Primary biliary cirrhosis (PBC) is a chronic autoimmune liver disease. In order to elucidate the role of urosodeoxycholic acid (UDCA) treatment through immune reaction, we studied lymphocyte function of patients with primary biliary cirrhosis with or without UDCA treatment. 28 patients with asymptomatic PBC (21 treated and 7 non-treated with UDCA (600mg/day, p.o.)) and 7 normal subjects were studied. 5 patients were evaluated before and after treatment with UDCA. In T cell subsets, the ratio of CD3 positive cell was low in patients treated with UDCA compared to that in patients without UDCA treatment (p<0.05).

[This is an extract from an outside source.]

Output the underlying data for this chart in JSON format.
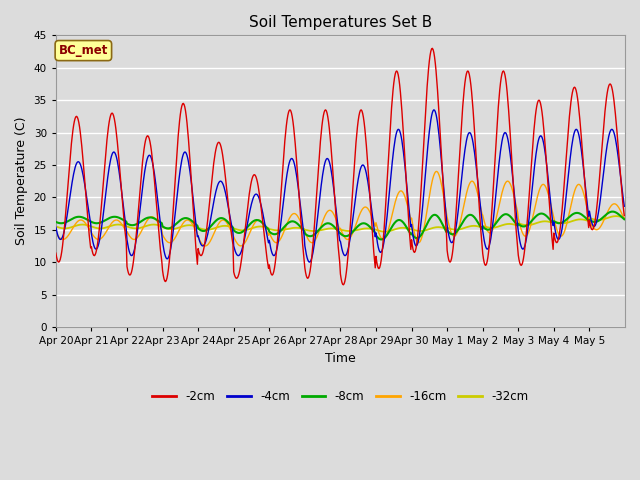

Although no significant difference among three groups was shown in the lymphocyte stimulation tests, the natural killer cell activity was significantly high and the interleukin 2 production was significantly low in patients treated with UDCA compared with those in patients without UDCA treatment (p<0.05). In vitro study, the natural killer cell activity became significantly low when peripheral blood mononuclear cells (PBMCs) were incubated with 1.0, 00.0 or 100.0μM of chenodeoxycholic acid (CDCA). However, the effect of CDCA on the natural killer cell activity was diminished when PBMCs were incubated with UDCA simultaneously. Thus, these data suggest that the effect of UDCA treatment for patients with PBC may be mediated through immune reaction induced by the change of bile acid composition.